11:45 〜 12:00
[AAS06-15] First MAX-DOAS observation of glyoxal and formaldehyde in Southeast Asia and South Asia.
We present the Multi-Axis Differential Optical Absorption Spectroscopy (MAX-DOAS) measurements of formaldehyde (HCHO) and glyoxal (CHOCHO) performed at Phimai in Thailand (15.18° N,102.56° E) and at Pantnagar in India (29.03° N,79.47° E). Our MAX-DOAS instruments have been operating in Phimai and Pantnagar since September 2014 and January 2017, respectively. Vertical profiles of eight components were retrieved separately using the Japanese MAX-DOAS profile retrieval algorithm, version 2. Here we focus on formaldehyde (HCHO) and glyoxal (CHOCHO) and study their volume mixing ratios (VMRs) in the lowest layer (0-1 km) of the retrieved vertical profiles.
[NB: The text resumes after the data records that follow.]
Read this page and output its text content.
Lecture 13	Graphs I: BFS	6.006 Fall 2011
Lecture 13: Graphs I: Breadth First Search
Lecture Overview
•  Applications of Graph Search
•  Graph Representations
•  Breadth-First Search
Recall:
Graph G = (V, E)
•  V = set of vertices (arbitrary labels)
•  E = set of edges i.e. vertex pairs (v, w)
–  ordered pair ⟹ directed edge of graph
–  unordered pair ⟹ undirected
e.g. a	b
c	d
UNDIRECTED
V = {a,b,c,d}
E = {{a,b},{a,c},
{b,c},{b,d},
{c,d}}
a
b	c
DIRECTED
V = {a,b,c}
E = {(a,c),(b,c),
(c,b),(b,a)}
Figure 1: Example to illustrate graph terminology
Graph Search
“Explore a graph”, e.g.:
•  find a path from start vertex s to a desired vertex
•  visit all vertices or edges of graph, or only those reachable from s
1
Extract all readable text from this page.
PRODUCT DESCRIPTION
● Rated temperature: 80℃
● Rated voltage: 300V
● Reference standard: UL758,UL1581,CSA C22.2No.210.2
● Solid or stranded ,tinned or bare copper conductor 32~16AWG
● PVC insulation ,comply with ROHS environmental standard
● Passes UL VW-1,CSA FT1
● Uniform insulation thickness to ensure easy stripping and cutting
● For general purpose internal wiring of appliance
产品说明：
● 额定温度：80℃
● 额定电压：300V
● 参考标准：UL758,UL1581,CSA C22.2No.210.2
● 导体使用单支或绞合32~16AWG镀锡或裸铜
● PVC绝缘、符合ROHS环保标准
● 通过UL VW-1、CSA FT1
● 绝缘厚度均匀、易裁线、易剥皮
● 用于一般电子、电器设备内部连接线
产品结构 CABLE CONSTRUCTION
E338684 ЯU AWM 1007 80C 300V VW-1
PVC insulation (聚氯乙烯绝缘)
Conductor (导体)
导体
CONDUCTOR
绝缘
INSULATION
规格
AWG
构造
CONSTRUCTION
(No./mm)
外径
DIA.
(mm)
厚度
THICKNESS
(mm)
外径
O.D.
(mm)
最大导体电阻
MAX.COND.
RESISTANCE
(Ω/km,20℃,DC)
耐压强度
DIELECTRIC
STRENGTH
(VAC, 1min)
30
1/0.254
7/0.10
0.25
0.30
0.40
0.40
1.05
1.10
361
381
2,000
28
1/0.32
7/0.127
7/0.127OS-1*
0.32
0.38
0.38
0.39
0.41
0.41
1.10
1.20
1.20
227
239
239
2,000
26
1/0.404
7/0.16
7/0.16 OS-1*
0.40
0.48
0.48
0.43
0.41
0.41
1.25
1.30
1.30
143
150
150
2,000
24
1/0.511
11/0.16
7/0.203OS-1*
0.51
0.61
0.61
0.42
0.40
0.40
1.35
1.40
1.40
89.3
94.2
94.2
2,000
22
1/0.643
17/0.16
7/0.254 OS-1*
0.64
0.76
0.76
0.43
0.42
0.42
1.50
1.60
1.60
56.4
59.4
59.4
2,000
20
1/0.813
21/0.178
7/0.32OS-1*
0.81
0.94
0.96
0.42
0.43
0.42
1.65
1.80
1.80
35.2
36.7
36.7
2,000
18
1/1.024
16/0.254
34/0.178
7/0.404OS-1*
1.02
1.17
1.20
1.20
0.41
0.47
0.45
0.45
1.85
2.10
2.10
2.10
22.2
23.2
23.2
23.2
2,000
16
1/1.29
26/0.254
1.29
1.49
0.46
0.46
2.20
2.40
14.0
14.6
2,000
We estimated the ratio of CHOCHO to HCHO concentrations (RGF), which is suggested to be an important tracer indicating changes in volatile organic compound (VOC) emissions. In Phimai, higher concentrations of HCHO and CHOCHO were observed during the dry season, reflecting the influence of biomass burning. The annual mean RGF for the Phimai site was estimated to be 0.032 ± 0.008. The estimated RGF for the dry season (0.028 ± 0.007) was lower than that of the wet season (0.040 ± 0.010). This change in the RGF is consistent with results reported from satellite retrievals, suggesting a higher RGF for strong biogenic emissions. Similarly, in Pantnagar, biomass burning influence during spring and autumn led to higher concentrations of HCHO and CHOCHO. RGF estimated for the spring (0.030 ± 0.007) and autumn (0.026 ± 0.006) season in Pantnagar was lower, consistent with the RGF response observed in Phimai in the dry season. The RGF response observed in Phimai and Pantnagar was in contrast to some field studies suggesting higher RGF during biomass burning activities. Such discrepancies might be due to the differences in the emission from a biomass burning event. The overall discrepancies observed among satellite measurements and field studies are yet under discussion. Findings of such studies are expected to be used to reduce model uncertainties related to VOC chemistry in study regions.